APG has been an advocate of the green, social and sustainable bond market for years
2020 is set to become a record-year for global green, social and sustainable (‘labeled’) bond issuance, with more deals and increasing variation in terms of size, labels and issuers. Spurred on by skyrocketing issuance of social bonds in response to the Covid pandemic, the market has reached a point of increasingly rapid growth.
The market has been growing year after year since the world’s first green bond was issued in 2009. But there are definite signs that the market is shifting gear; in the first nine months of 2020, total labeled bond issuance stood at € 304 billion, compared with € 274 billion issued throughout the whole of 2019. In part, market growth is driven by the same factors as before, such as stricter environmental legislation and a shift in investor preference towards a more sustainable asset allocation.
But there are also other factors at work. The social bond market has seen a flurry of activity this year in response to the Covid pandemic. Governments, supranational agencies and even companies have issued ‘Covid bonds’ to fund, among other things, employment protection programs and support for small businesses. The European Union (EU) recently issued the first tranche of up to € 100 billion in EU social bonds to protect employment. Together with the EU’s plan to finance a third of its € 750 billion recovery package through labeled bonds, this will give a further boost to the market.
“Following the Covid outbreak, the labeled bond market has reached an inflection point of accelerated growth,” says Joshua Linder, credit analyst Fixed Income at APG Asset Management (APG). Strong growth is reported for all labeled bond types. But social bonds, in particular, experienced a startling jump, with issuance in the third quarter of 2020 over 11 times higher than the previous year.

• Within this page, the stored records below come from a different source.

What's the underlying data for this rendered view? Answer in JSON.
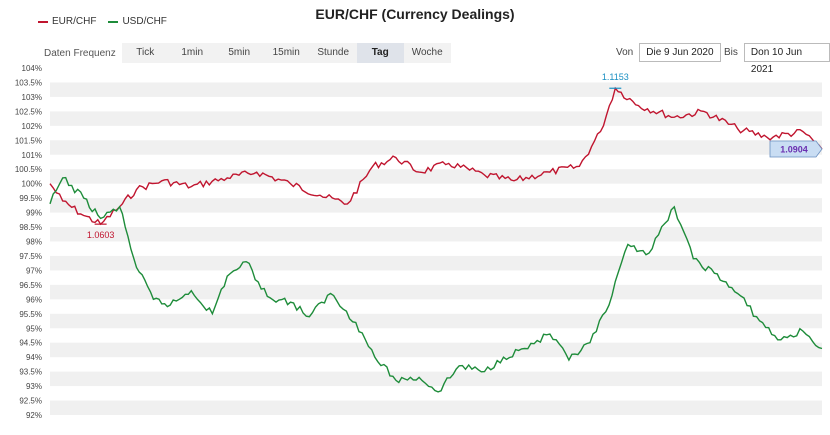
{
  "title": "EUR/CHF (Currency Dealings)",
  "legend": [
    {
      "label": "EUR/CHF",
      "color": "#c0152f"
    },
    {
      "label": "USD/CHF",
      "color": "#1e8c3a"
    }
  ],
  "toolbar": {
    "freq_label": "Daten Frequenz",
    "buttons": [
      "Tick",
      "1min",
      "5min",
      "15min",
      "Stunde",
      "Tag",
      "Woche"
    ],
    "active": "Tag"
  },
  "range": {
    "from_label": "Von",
    "from_value": "Die 9 Jun 2020",
    "to_label": "Bis",
    "to_value": "Don 10 Jun 2021"
  },
  "chart_data": {
    "type": "line",
    "title": "EUR/CHF (Currency Dealings)",
    "ylim": [
      92,
      104
    ],
    "yticks": [
      "92%",
      "92.5%",
      "93%",
      "93.5%",
      "94%",
      "94.5%",
      "95%",
      "95.5%",
      "96%",
      "96.5%",
      "97%",
      "97.5%",
      "98%",
      "98.5%",
      "99%",
      "99.5%",
      "100%",
      "100.5%",
      "101%",
      "101.5%",
      "102%",
      "102.5%",
      "103%",
      "103.5%",
      "104%"
    ],
    "x_range": [
      "2020-06-09",
      "2021-06-10"
    ],
    "grid": "horizontal bands",
    "legend_position": "top-left",
    "annotations": [
      {
        "label": "1.0603",
        "series": "EUR/CHF",
        "x": "2020-07-03",
        "y": 98.6,
        "color": "#c0152f"
      },
      {
        "label": "1.1153",
        "series": "EUR/CHF",
        "x": "2021-03-04",
        "y": 103.3,
        "color": "#1a8fc2"
      },
      {
        "label": "1.0904",
        "series": "EUR/CHF",
        "x": "2021-06-10",
        "y": 101.2,
        "color": "#6a2fb0"
      }
    ],
    "series": [
      {
        "name": "EUR/CHF",
        "color": "#c0152f",
        "x": [
          "2020-06-09",
          "2020-06-15",
          "2020-06-25",
          "2020-07-03",
          "2020-07-12",
          "2020-07-20",
          "2020-08-01",
          "2020-08-15",
          "2020-09-01",
          "2020-09-15",
          "2020-10-01",
          "2020-10-15",
          "2020-10-28",
          "2020-11-09",
          "2020-11-20",
          "2020-12-01",
          "2020-12-15",
          "2021-01-01",
          "2021-01-15",
          "2021-02-01",
          "2021-02-15",
          "2021-02-25",
          "2021-03-04",
          "2021-03-15",
          "2021-04-01",
          "2021-04-15",
          "2021-05-01",
          "2021-05-15",
          "2021-06-01",
          "2021-06-10"
        ],
        "values": [
          100.0,
          99.4,
          98.9,
          98.6,
          99.2,
          99.8,
          100.1,
          99.9,
          100.2,
          100.4,
          100.0,
          99.6,
          99.3,
          100.6,
          100.9,
          100.4,
          100.7,
          100.3,
          100.1,
          100.4,
          100.6,
          101.8,
          103.3,
          102.7,
          102.3,
          102.5,
          101.9,
          101.6,
          101.8,
          101.2
        ]
      },
      {
        "name": "USD/CHF",
        "color": "#1e8c3a",
        "x": [
          "2020-06-09",
          "2020-06-15",
          "2020-06-25",
          "2020-07-03",
          "2020-07-12",
          "2020-07-20",
          "2020-07-28",
          "2020-08-05",
          "2020-08-15",
          "2020-08-25",
          "2020-09-01",
          "2020-09-10",
          "2020-09-20",
          "2020-10-01",
          "2020-10-10",
          "2020-10-20",
          "2020-11-01",
          "2020-11-10",
          "2020-11-20",
          "2020-12-01",
          "2020-12-10",
          "2020-12-20",
          "2021-01-01",
          "2021-01-10",
          "2021-01-20",
          "2021-02-01",
          "2021-02-10",
          "2021-02-20",
          "2021-03-01",
          "2021-03-10",
          "2021-03-20",
          "2021-04-01",
          "2021-04-10",
          "2021-04-20",
          "2021-05-01",
          "2021-05-10",
          "2021-05-20",
          "2021-06-01",
          "2021-06-10"
        ],
        "values": [
          99.3,
          100.2,
          99.5,
          98.8,
          99.2,
          97.1,
          96.0,
          95.8,
          96.3,
          95.5,
          96.8,
          97.3,
          96.1,
          95.9,
          95.4,
          96.2,
          95.2,
          94.0,
          93.2,
          93.3,
          92.8,
          93.7,
          93.5,
          94.0,
          94.3,
          94.8,
          93.9,
          94.5,
          95.8,
          97.9,
          97.6,
          99.2,
          97.4,
          96.9,
          96.2,
          95.4,
          94.6,
          94.9,
          94.3
        ]
      }
    ]
  }
}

Diversity in size, labels and issuers
The scale of individual labeled bond deals also makes 2020 stand out. During the first nine months of this year, there have been 30 deals of over € 1.7 billion ($ 2 billion), compared with 15 across the whole of 2019. One of these large deals was the € 4.85 billion sustainable bond issue by Google owner Alphabet - the largest labeled bond ever issued by a company. Linder: “This bond is a good example of the project mix enabled by a sustainable bond, combining impactful projects linked to affordable housing and support of small businesses with environmental initiatives.”
The € 1.7 billion-plus bond issues are distributed broadly across issuers (governments, supranational agencies and corporates) and labels (green, social and sustainable). “This is another indication that the market is maturing rapidly”, says Adam Hynes, portfolio manager Fixed Income at APG. “Market growth not only allows us to increase our exposure, but also to diversify across sectors and issuers that were not previously participating in this market.”
Growth has been particularly strong in the financial sector. One example is the social bond issued by Spanish bank BBVA in May 2020, the first Covid bond issued by a European financial institution. “During the peak of the crisis, several Spanish banks responded by issuing social bonds to combat the healthcare emergency and the pandemic’s socioeconomic impact”, says Rinse Boersma, portfolio manager Credits at APG. “Significantly, the issuance was five times oversubscribed, but due to our longstanding relationship with issuers we could still get a good allocation.”
Also, there were several sustainability-linked bond deals during the third quarter of 2020, an encouraging sign of momentum in this nascent market. Contrary to labeled bonds, the proceeds of sustainability-linked bonds are not ringfenced for particular ESG objectives but can be used for general corporate purposes. The issuer, however, promises to achieve specific environmental or social goals and has to pay a premium if these commitments are not met.
Driving the market
From the beginning, APG has encouraged the growth of the labeled bond market on behalf of its pension fund clients. “It is not overstating things to say that our engagement with companies and stakeholders has been a driver for the development of this market”, says Scott Cavanagh, credit analyst Fixed Income at APG. “APG is well known for being a tried and true advocate of growth in labeled bond issuance as well as for its leadership through a range of initiatives.”
“As one of our peers stated: ‘You always know who will be asking about green, social or sustainable bond issue’,” Cavanagh continues. “We share what we find important and the lessons learned from prior deals with companies and other stakeholders. And of course we express our interest in labeled bond issuance and overall support of the market. That is key to our approach.”
Contribute to sustainability ambitions
Investing in labeled bonds is becoming more and more important to APG and its pension fund clients. At the end of 2019, we had invested € 9 billion in such bonds on behalf of ABP, bpfBOUW, SPW and PPF APG, making APG one of the world’s largest labeled bond investors. In 2020, we have thus far invested over € 1 billion in Covid bonds. To make (potential) issuers aware of our expectations and foster healthy development of the market, APG has published the Guidelines for Green, Social and Sustainable bonds.
With the market expanding and issuance becoming more varied in terms of deal size, issuers and labels, the labeled bond landscape is clearly evolving in the right direction. There remains, however, ample room for improvement. “It is important to always be aware of potential greenwashing,” Cavanagh says. “And while APG is a clear advocate of the market, we also acknowledge that not all deals fit with our risk and return criteria.”